City of Hope researchers are fighting back by studying these cancers, in hopes of discovering more effective treatments.

“We offer several innovative clinical trials for newly diagnosed and Stage 4 triple-negative breast cancer patients that are part of a national effort to address these difficult-to-treat tumors,” says George Somlo, M.D., professor in the departments of Medical Oncology & Therapeutics Research and Hematology & Hematopoietic Cell Transplantation at City of Hope.

One such trial for newly diagnosed patients is evaluating the effect of destroying cancer cells with chemotherapy before patients have surgery. “Once the tumor is completely eliminated, or at least reduced in size, surgery follows. Patients with newly diagnosed triple-negative breast cancer who do not experience a recurrence within five years are likely cured,” says Somlo.

Sadat initially sought treatment at another center and came to City of Hope for a second opinion from Somlo. She enrolled in a City of Hope phase II clinical trial that offered chemotherapy prior to surgery and was treated with carboplatin and a novel nanoparticle drug called nab–paclitaxel (Abraxane).

After eight weeks on the chemotherapy regimen, the tumor had shrunk significantly. Sadat volunteered for a biopsy, and to her surprise, the tumor was gone.

Ongoing research, ongoing advances

Another eight weeks later, Sadat underwent surgery at City of Hope to remove the area of breast tissue that had contained the tumor, as well as several lymph nodes. No cancer cells were found in these tissues. Her cancer was in complete remission.
Somlo is close to completing this particular clinical trial, as well as a randomized, phase II, national study assessing the role of carboplatin and the PARP-inhibitor veliparib in patients with Stage 4 BRCA1- and BRCA2-associated breast cancer.

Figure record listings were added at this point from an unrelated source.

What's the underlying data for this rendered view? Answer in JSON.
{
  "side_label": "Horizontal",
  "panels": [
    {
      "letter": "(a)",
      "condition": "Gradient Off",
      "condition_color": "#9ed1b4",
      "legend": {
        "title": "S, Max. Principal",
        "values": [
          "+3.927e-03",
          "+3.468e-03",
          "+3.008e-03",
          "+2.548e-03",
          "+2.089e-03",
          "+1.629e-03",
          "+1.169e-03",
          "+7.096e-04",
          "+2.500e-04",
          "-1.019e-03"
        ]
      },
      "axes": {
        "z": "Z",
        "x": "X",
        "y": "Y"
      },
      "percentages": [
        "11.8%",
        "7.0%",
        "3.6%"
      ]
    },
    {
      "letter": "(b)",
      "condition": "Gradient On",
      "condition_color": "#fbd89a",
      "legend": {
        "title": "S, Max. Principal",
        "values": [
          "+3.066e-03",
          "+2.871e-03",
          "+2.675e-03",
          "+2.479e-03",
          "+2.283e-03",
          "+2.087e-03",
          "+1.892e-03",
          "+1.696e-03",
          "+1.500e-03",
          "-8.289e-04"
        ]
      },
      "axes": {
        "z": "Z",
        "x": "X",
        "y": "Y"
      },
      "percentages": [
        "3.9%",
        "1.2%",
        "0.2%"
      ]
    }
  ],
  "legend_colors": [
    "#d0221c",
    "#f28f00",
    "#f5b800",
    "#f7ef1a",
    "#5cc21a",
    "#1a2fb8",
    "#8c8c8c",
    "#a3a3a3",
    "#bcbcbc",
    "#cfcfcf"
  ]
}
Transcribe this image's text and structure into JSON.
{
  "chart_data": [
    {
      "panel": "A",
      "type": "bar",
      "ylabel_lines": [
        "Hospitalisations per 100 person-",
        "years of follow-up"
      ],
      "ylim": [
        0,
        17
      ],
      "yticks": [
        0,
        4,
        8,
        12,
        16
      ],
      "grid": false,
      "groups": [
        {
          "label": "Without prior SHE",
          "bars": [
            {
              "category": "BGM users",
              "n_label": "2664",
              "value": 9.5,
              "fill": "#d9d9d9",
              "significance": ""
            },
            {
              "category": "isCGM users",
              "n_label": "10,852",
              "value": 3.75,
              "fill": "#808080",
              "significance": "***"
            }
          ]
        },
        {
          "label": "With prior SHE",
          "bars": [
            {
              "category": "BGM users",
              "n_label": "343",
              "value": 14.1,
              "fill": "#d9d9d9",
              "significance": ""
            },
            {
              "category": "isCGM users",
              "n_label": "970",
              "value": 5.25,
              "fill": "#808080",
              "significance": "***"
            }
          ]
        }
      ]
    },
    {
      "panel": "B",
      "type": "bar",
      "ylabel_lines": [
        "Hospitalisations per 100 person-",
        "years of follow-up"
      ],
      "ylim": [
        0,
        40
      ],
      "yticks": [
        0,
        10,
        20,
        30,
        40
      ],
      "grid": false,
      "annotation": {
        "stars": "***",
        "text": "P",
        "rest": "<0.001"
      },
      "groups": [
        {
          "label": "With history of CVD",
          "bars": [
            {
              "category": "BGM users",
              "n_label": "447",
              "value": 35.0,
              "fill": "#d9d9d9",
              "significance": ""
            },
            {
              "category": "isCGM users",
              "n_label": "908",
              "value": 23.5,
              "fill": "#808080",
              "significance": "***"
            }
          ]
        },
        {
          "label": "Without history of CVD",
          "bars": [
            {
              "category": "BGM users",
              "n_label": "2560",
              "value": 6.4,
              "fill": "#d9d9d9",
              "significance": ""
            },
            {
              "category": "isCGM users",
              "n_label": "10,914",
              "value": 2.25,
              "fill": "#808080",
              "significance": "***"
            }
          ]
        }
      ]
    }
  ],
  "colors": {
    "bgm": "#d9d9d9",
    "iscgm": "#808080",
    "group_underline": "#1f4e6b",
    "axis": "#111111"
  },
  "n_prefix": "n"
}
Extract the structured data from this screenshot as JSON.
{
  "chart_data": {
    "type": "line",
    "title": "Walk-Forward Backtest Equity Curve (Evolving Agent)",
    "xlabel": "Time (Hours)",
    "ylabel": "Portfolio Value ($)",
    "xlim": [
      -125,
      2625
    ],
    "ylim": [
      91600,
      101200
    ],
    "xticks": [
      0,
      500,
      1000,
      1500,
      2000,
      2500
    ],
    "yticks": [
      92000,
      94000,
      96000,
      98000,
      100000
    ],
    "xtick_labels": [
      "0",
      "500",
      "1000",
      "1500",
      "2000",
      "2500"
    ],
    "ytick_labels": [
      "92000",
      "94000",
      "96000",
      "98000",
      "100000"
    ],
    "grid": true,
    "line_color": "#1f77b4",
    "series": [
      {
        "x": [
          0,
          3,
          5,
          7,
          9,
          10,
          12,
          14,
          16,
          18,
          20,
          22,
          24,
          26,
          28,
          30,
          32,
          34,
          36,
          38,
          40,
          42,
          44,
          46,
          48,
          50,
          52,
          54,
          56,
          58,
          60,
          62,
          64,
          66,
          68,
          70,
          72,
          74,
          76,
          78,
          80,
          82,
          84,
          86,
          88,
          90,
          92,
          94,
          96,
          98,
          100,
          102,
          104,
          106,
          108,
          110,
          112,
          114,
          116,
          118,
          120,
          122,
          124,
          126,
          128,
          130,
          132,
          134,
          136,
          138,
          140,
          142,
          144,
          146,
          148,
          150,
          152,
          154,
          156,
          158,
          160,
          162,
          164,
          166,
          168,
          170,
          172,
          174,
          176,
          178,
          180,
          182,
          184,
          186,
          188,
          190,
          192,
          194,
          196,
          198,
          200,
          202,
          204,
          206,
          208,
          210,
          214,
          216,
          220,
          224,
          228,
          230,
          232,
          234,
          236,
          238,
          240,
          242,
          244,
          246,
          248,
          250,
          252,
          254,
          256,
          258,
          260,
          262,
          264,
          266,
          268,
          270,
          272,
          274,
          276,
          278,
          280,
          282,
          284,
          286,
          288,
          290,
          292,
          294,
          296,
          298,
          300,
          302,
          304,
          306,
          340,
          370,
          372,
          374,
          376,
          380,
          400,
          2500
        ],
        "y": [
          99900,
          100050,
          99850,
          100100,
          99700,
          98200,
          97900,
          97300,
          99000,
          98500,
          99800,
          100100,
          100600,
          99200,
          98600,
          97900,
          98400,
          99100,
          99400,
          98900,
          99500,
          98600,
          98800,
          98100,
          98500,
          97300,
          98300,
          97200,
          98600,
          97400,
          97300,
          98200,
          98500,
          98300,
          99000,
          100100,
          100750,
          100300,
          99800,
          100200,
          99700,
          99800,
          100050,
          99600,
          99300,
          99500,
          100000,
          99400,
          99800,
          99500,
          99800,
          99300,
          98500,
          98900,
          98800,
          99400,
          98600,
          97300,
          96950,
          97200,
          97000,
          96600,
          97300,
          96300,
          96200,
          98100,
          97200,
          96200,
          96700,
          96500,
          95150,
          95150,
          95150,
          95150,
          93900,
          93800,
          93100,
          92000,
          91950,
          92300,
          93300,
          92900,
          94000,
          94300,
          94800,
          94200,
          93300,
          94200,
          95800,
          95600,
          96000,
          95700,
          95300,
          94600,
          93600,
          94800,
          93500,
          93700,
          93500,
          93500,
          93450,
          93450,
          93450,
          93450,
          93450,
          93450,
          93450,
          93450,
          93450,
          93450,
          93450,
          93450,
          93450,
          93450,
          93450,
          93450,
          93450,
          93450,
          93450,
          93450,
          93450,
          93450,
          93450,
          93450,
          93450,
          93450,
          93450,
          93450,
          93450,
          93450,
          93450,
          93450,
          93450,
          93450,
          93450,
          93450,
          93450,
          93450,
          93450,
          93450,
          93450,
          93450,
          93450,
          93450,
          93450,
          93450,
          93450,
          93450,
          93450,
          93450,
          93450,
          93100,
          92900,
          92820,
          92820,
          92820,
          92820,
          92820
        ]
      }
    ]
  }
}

“We are learning that triple-negative breast cancer consists of at least a half-dozen subtypes, each of which may require personalized therapies,” says Somlo.

“We must intensify our current laboratory and translational research to improve next- generation clinical trials for much better control and eventual cure of triple-negative Stage 4 metastatic breast cancers. The next generation of trials will need to be more tumor-target specific, so we can help individual patients overcome their particular subtype of triple-negative breast cancer,” he adds.

Research reported in this study was supported in part by the National Cancer Institute of the National Institutes of Health under grant number NIH-NCI CA 33572. The content is solely the responsibility of the authors and does not necessarily represent the official views of the National Institutes of Health.